Similar principles apply where a company provides information to a competition authority of a non-EEA country. However, in that case, it is important to verify in addition whether the transfer of personal data to a country outside the EEA benefits from a lawful data transfer mechanism (Art 44 and seq. GDPR). In many cases, companies will be able to show that the export is necessary for the "establishment or defence of legal claims" (Article 49(1)(e) GDPR). Recital 111 GDPR[15] makes clear that the term "establishment or defence of legal claims" includes not only court proceedings but also proceedings before a competition authority.

The letter of the EDPS also rejects the allegation by companies that Article 14 GDPR requires them to individually notify the data subjects affected by the investigation and inform them that their personal data have been made available to the EC for the purpose of an investigation. Such a notification could obviously disrupt the investigation since it may “tip off” suspects, who may then seek to destroy or hide evidence. It is true that Article 14(1)(e) GDPR obliges data controllers to inform data subjects about the “recipients or categories of recipients” of their personal data. However, Article 4(9) GDPR specifies that “public authorities which may receive personal data in the framework of a particular inquiry in accordance with Union or Member State law shall not be regarded as recipients”. This means that companies providing personal data of employees to the EC or a national competition authority in the EU in response to an information request, or voluntarily in view of a (pending or future) investigation are not required to inform the employees concerned about the disclosure of their personal data.
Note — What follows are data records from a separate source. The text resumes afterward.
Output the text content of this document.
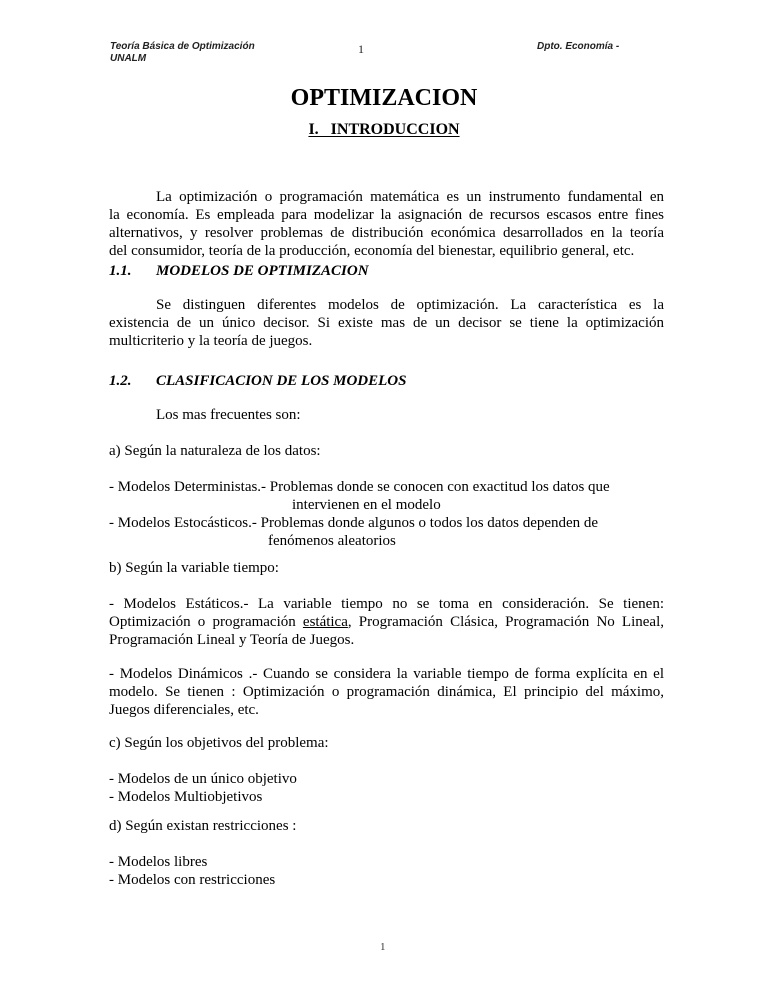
Teoría Básica de Optimización
UNALM
1	Dpto. Economía -
OPTIMIZACION
I.   INTRODUCCION
La optimización o programación matemática es un instrumento fundamental en
la economía. Es empleada para modelizar la asignación de recursos escasos entre fines
alternativos, y resolver problemas de distribución económica desarrollados en la teoría
del consumidor, teoría de la producción, economía del bienestar, equilibrio general, etc.
1.1. MODELOS DE OPTIMIZACION
Se distinguen diferentes modelos de optimización. La característica es la
existencia de un único decisor. Si existe mas de un decisor se tiene la optimización
multicriterio y la teoría de juegos.
1.2. CLASIFICACION DE LOS MODELOS
Los mas frecuentes son:
a) Según la naturaleza de los datos:
- Modelos Deterministas.- Problemas donde se conocen con exactitud los datos que
intervienen en el modelo
- Modelos Estocásticos.- Problemas donde algunos o todos los datos dependen de
fenómenos aleatorios
b) Según la variable tiempo:
- Modelos Estáticos.- La variable tiempo no se toma en consideración. Se tienen:
Optimización o programación estática, Programación Clásica, Programación No Lineal,
Programación Lineal y Teoría de Juegos.
- Modelos Dinámicos .- Cuando se considera la variable tiempo de forma explícita en el
modelo. Se tienen : Optimización o programación dinámica, El principio del máximo,
Juegos diferenciales, etc.
c) Según los objetivos del problema:
- Modelos de un único objetivo
- Modelos Multiobjetivos
d) Según existan restricciones :
- Modelos libres
- Modelos con restricciones
1
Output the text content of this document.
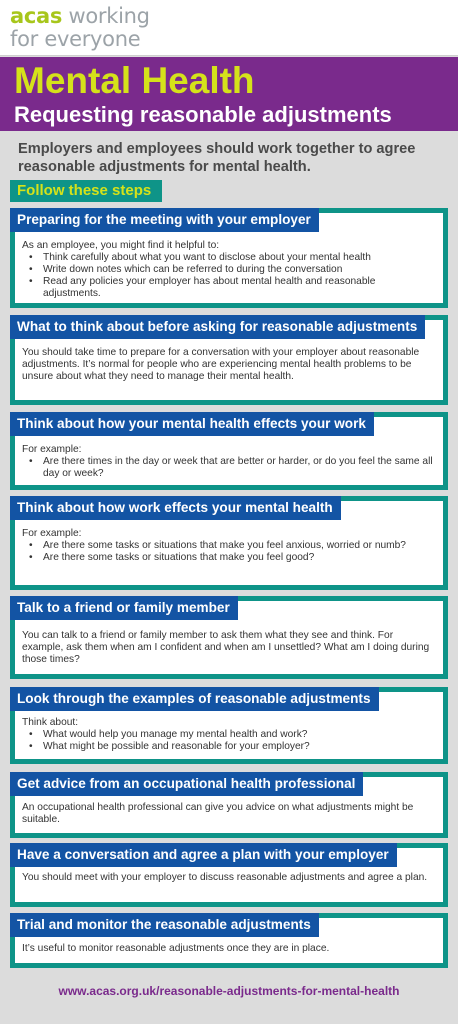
acas working
for everyone
Mental Health
Requesting reasonable adjustments
Employers and employees should work together to agree reasonable adjustments for mental health.
Follow these steps
Preparing for the meeting with your employer
As an employee, you might find it helpful to:
• Think carefully about what you want to disclose about your mental health
• Write down notes which can be referred to during the conversation
• Read any policies your employer has about mental health and reasonable adjustments.
What to think about before asking for reasonable adjustments
You should take time to prepare for a conversation with your employer about reasonable adjustments. It’s normal for people who are experiencing mental health problems to be unsure about what they need to manage their mental health.
Think about how your mental health effects your work
For example:
• Are there times in the day or week that are better or harder, or do you feel the same all day or week?
Think about how work effects your mental health
For example:
• Are there some tasks or situations that make you feel anxious, worried or numb?
• Are there some tasks or situations that make you feel good?
Talk to a friend or family member
You can talk to a friend or family member to ask them what they see and think. For example, ask them when am I confident and when am I unsettled? What am I doing during those times?
Look through the examples of reasonable adjustments
Think about:
• What would help you manage my mental health and work?
• What might be possible and reasonable for your employer?
Get advice from an occupational health professional
An occupational health professional can give you advice on what adjustments might be suitable.
Have a conversation and agree a plan with your employer
You should meet with your employer to discuss reasonable adjustments and agree a plan.
Trial and monitor the reasonable adjustments
It’s useful to monitor reasonable adjustments once they are in place.
www.acas.org.uk/reasonable-adjustments-for-mental-health
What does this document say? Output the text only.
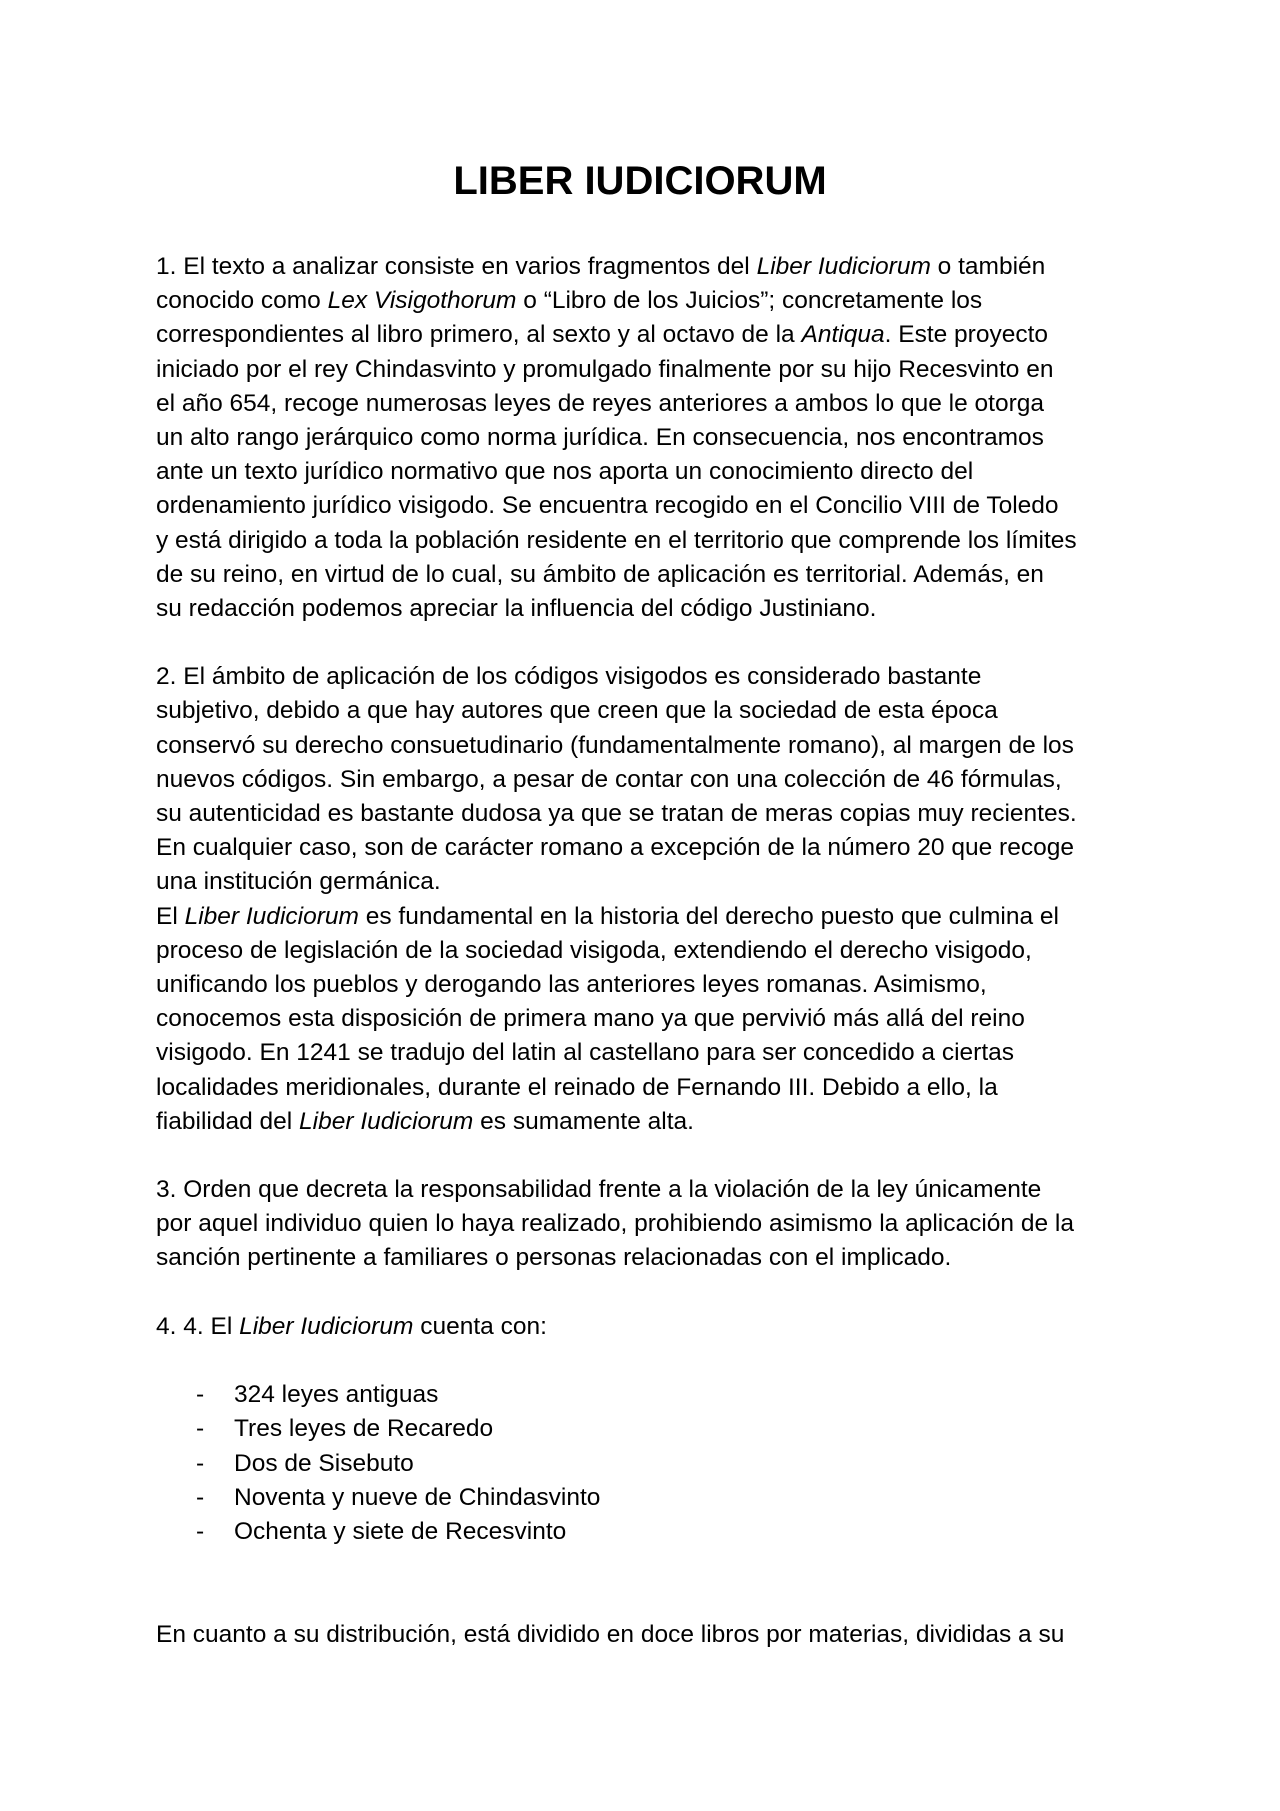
LIBER IUDICIORUM
1. El texto a analizar consiste en varios fragmentos del Liber Iudiciorum o también
conocido como Lex Visigothorum o “Libro de los Juicios”; concretamente los
correspondientes al libro primero, al sexto y al octavo de la Antiqua. Este proyecto
iniciado por el rey Chindasvinto y promulgado finalmente por su hijo Recesvinto en
el año 654, recoge numerosas leyes de reyes anteriores a ambos lo que le otorga
un alto rango jerárquico como norma jurídica. En consecuencia, nos encontramos
ante un texto jurídico normativo que nos aporta un conocimiento directo del
ordenamiento jurídico visigodo. Se encuentra recogido en el Concilio VIII de Toledo
y está dirigido a toda la población residente en el territorio que comprende los límites
de su reino, en virtud de lo cual, su ámbito de aplicación es territorial. Además, en
su redacción podemos apreciar la influencia del código Justiniano.
2. El ámbito de aplicación de los códigos visigodos es considerado bastante
subjetivo, debido a que hay autores que creen que la sociedad de esta época
conservó su derecho consuetudinario (fundamentalmente romano), al margen de los
nuevos códigos. Sin embargo, a pesar de contar con una colección de 46 fórmulas,
su autenticidad es bastante dudosa ya que se tratan de meras copias muy recientes.
En cualquier caso, son de carácter romano a excepción de la número 20 que recoge
una institución germánica.
El Liber Iudiciorum es fundamental en la historia del derecho puesto que culmina el
proceso de legislación de la sociedad visigoda, extendiendo el derecho visigodo,
unificando los pueblos y derogando las anteriores leyes romanas. Asimismo,
conocemos esta disposición de primera mano ya que pervivió más allá del reino
visigodo. En 1241 se tradujo del latin al castellano para ser concedido a ciertas
localidades meridionales, durante el reinado de Fernando III. Debido a ello, la
fiabilidad del Liber Iudiciorum es sumamente alta.
3. Orden que decreta la responsabilidad frente a la violación de la ley únicamente
por aquel individuo quien lo haya realizado, prohibiendo asimismo la aplicación de la
sanción pertinente a familiares o personas relacionadas con el implicado.
4. 4. El Liber Iudiciorum cuenta con:
- 324 leyes antiguas
- Tres leyes de Recaredo
- Dos de Sisebuto
- Noventa y nueve de Chindasvinto
- Ochenta y siete de Recesvinto
En cuanto a su distribución, está dividido en doce libros por materias, divididas a su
Similar questions arise when a company carries out an internal audit to determine whether certain employees have been involved in illegal activities (e.g. following a report from a whistle-blower or a customer complaint). Such audits typically involve a review of emails and other correspondence, which constitute personal data. Seeking the consent of the employees concerned is typically not an option. This would make them aware that their activities are being investigated and thus could defeat the very purpose of the audit. Moreover, given the imbalance of power in the employer-employee relationship, it is unlikely that the company would be able to rely on the consent. Organisations therefore generally have to rely on legitimate interest as the basis for reviewing personal data as part of the audit. Moreover, in order to comply with the GDPR transparency requirements it is advisable to stipulate in employment contracts and/or applicable collective agreements that employees' personal data may be accessed during internal audits.